すぐにヴァイオレットに振った。治癒や回復にかけては聖女ほどの適任者はいないからな。

 「任せてくださいな!」

 ヴァイオレットは、ランスロットの元に駆け付けると、洩れなくキースもスカーレットも付いてきた。

 「ランスロット王子、こっぴどくやられましたわね。」

 「・・・・!」

 ヴァイオレットはランスロット王子の惨状に痛々しい顔をし、メガネっ子は絶句しているようだった。

 「は、は・・・めん・・・ぼ・・・くな・・い」

 喋るのもキツイだろうにランスロットは反応した。ヴァイオレットは魔力を増幅させる錫杖を掲げ、

 「少しお待ちになってね。すぐに治して差し上げますわ。

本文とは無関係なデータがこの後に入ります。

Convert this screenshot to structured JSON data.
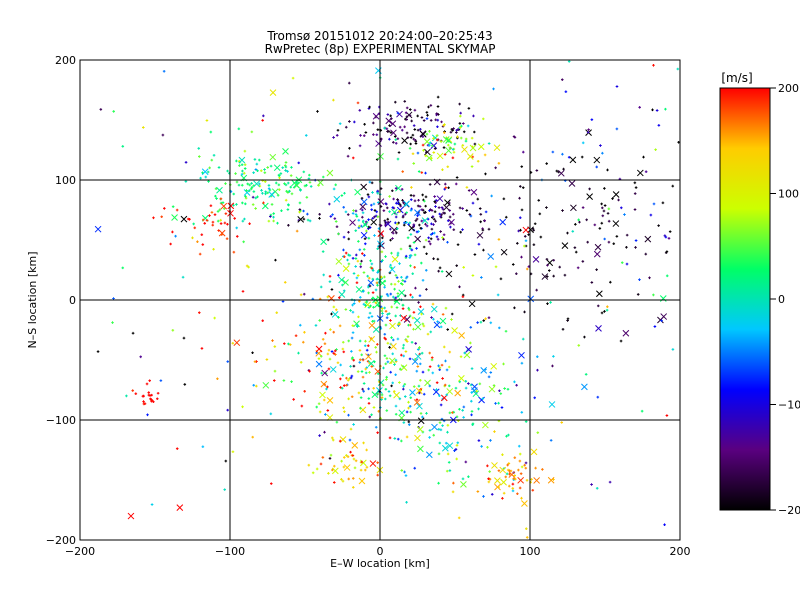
{
  "chart_data": {
    "type": "scatter",
    "title": "Tromsø 20151012 20:24:00–20:25:43",
    "subtitle": "RwPretec (8p) EXPERIMENTAL SKYMAP",
    "xlabel": "E–W location [km]",
    "ylabel": "N–S location [km]",
    "xlim": [
      -200,
      200
    ],
    "ylim": [
      -200,
      200
    ],
    "xticks": [
      -200,
      -100,
      0,
      100,
      200
    ],
    "yticks": [
      -200,
      -100,
      0,
      100,
      200
    ],
    "grid": true,
    "colorbar": {
      "label": "[m/s]",
      "min": -200,
      "max": 200,
      "ticks": [
        200,
        100,
        0,
        -100,
        -200
      ],
      "colormap": [
        "#000000",
        "#5a0080",
        "#0000ff",
        "#00c8ff",
        "#00ff66",
        "#ccff00",
        "#ffcc00",
        "#ff0000"
      ]
    },
    "markers": {
      "small": "+",
      "large": "x"
    },
    "clusters": [
      {
        "x": 20,
        "y": 145,
        "sx": 25,
        "sy": 12,
        "n": 130,
        "v": -170,
        "vs": 40
      },
      {
        "x": 45,
        "y": 130,
        "sx": 14,
        "sy": 10,
        "n": 60,
        "v": 80,
        "vs": 60
      },
      {
        "x": -75,
        "y": 95,
        "sx": 25,
        "sy": 15,
        "n": 170,
        "v": 30,
        "vs": 25
      },
      {
        "x": -115,
        "y": 65,
        "sx": 12,
        "sy": 10,
        "n": 40,
        "v": 190,
        "vs": 12
      },
      {
        "x": 15,
        "y": 70,
        "sx": 25,
        "sy": 12,
        "n": 200,
        "v": -140,
        "vs": 50
      },
      {
        "x": 100,
        "y": 50,
        "sx": 55,
        "sy": 35,
        "n": 150,
        "v": -190,
        "vs": 20
      },
      {
        "x": 0,
        "y": 10,
        "sx": 18,
        "sy": 40,
        "n": 250,
        "v": 0,
        "vs": 45
      },
      {
        "x": 10,
        "y": -60,
        "sx": 30,
        "sy": 35,
        "n": 200,
        "v": 60,
        "vs": 110
      },
      {
        "x": 55,
        "y": -90,
        "sx": 25,
        "sy": 35,
        "n": 130,
        "v": -10,
        "vs": 60
      },
      {
        "x": -30,
        "y": -40,
        "sx": 35,
        "sy": 40,
        "n": 110,
        "v": 150,
        "vs": 60
      },
      {
        "x": 90,
        "y": -145,
        "sx": 12,
        "sy": 10,
        "n": 50,
        "v": 150,
        "vs": 25
      },
      {
        "x": -20,
        "y": -140,
        "sx": 12,
        "sy": 12,
        "n": 40,
        "v": 140,
        "vs": 30
      },
      {
        "x": -155,
        "y": -80,
        "sx": 5,
        "sy": 5,
        "n": 20,
        "v": 200,
        "vs": 5
      },
      {
        "x": 0,
        "y": 0,
        "sx": 120,
        "sy": 120,
        "n": 250,
        "v": 0,
        "vs": 130
      },
      {
        "x": 150,
        "y": 100,
        "sx": 40,
        "sy": 50,
        "n": 60,
        "v": -150,
        "vs": 70
      }
    ]
  }
}
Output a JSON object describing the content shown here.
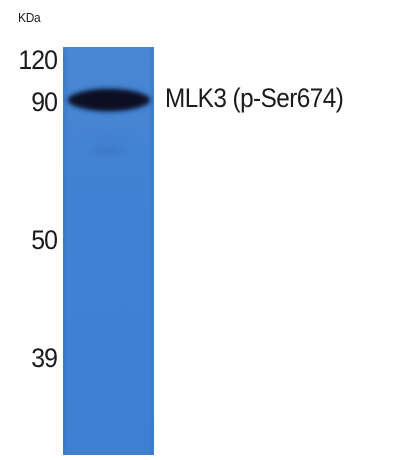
{
  "axis": {
    "unit": "KDa",
    "markers": [
      "120",
      "90",
      "50",
      "39"
    ]
  },
  "blot": {
    "band_label": "MLK3 (p-Ser674)",
    "lane_color": "#3f82d3",
    "band_color": "#0c1424"
  }
}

《満ちよ、清光の聖杯》」

 ヴァイオレットの癒しの聖なる魔法で、見る見るうちに火傷や傷が塞がっていった。これはかなりの上位魔法だから、聖女でないと扱えない呪文だ。これで取り合えずは大丈夫だろう。

 「それと、こちらを飲んでください。流れてしまった血液が多すぎますから、これで少しは補えます。」

 キースが聖水をランスロットに飲ませた。流れでたものは、さすがに魔法でもどうしようもない。血液の代用補充は適切な処置だ。

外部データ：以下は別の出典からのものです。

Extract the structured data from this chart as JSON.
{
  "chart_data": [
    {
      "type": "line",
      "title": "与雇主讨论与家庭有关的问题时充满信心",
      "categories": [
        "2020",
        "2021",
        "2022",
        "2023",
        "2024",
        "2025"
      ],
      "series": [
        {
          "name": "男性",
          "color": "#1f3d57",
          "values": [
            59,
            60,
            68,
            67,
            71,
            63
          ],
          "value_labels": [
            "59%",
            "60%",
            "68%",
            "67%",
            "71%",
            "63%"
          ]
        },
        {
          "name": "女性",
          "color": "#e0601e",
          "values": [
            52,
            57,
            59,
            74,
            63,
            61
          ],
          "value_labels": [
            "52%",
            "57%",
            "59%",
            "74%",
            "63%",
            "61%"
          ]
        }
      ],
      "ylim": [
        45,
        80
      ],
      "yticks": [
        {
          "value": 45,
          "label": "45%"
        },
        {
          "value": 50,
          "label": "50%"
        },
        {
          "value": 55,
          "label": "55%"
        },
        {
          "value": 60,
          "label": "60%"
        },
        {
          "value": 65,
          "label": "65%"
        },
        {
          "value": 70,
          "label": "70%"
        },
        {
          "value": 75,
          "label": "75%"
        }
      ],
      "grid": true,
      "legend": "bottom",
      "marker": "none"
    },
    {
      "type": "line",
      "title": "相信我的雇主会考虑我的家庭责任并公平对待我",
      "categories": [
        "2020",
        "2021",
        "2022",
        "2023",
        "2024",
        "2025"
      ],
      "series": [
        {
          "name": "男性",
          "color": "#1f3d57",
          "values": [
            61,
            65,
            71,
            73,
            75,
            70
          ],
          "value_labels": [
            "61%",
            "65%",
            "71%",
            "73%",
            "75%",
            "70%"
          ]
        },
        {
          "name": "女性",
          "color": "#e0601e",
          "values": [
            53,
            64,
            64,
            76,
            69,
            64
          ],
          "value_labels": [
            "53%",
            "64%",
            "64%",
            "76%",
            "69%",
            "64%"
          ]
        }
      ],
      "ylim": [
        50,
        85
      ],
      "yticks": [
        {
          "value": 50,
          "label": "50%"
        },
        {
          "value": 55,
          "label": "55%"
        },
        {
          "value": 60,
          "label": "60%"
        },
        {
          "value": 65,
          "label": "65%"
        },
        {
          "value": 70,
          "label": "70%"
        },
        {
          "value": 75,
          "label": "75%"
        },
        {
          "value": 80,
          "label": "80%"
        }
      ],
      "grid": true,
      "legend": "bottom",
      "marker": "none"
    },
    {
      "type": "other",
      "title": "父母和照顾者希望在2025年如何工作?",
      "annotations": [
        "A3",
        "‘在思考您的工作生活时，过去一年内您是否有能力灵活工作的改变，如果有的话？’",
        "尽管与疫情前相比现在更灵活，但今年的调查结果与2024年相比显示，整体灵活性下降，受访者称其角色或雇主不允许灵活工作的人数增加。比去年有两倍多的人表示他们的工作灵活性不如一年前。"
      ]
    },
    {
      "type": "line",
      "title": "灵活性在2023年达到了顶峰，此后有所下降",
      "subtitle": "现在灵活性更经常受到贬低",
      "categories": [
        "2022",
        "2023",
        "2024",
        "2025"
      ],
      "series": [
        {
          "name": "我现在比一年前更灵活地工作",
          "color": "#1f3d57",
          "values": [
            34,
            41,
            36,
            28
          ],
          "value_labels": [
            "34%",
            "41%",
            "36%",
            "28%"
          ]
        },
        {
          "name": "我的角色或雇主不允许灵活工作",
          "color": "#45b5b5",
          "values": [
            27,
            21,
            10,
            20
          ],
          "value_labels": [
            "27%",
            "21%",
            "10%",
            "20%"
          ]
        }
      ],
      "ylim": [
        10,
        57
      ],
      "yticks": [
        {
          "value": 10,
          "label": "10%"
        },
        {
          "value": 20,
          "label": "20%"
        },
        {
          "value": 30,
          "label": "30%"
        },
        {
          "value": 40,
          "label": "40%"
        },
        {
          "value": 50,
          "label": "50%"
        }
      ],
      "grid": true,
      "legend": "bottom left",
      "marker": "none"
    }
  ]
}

 「ありがとう。聖女ヴァイオレット、守護者キース。スカーレットも心配かけてすまない。」

 うん、はっきりと話せているから、大丈夫だ。

 「シエラ、本当にごめん。不安な思いをさせてしまって本当にごめんな。」
 
 俺は、何度も何度も謝った。いや、謝ればいいってもんではないんだけどな。

 「いいわ、助けに来てくれたから許してあげる。」
 
 シエラ嬢は泣きながらも少し笑ってくれた。見たところシエラ嬢は無事なようだったが、可哀想に綺麗な顔が涙でぐしゃぐしゃだった。俺はシエラ嬢の前では顔には出さず、腹の中は煮えくり返っていた。こんなに泣かしたあの大馬鹿野郎を絶対に許さない!っていうか、攫った時点で確定だけどな!  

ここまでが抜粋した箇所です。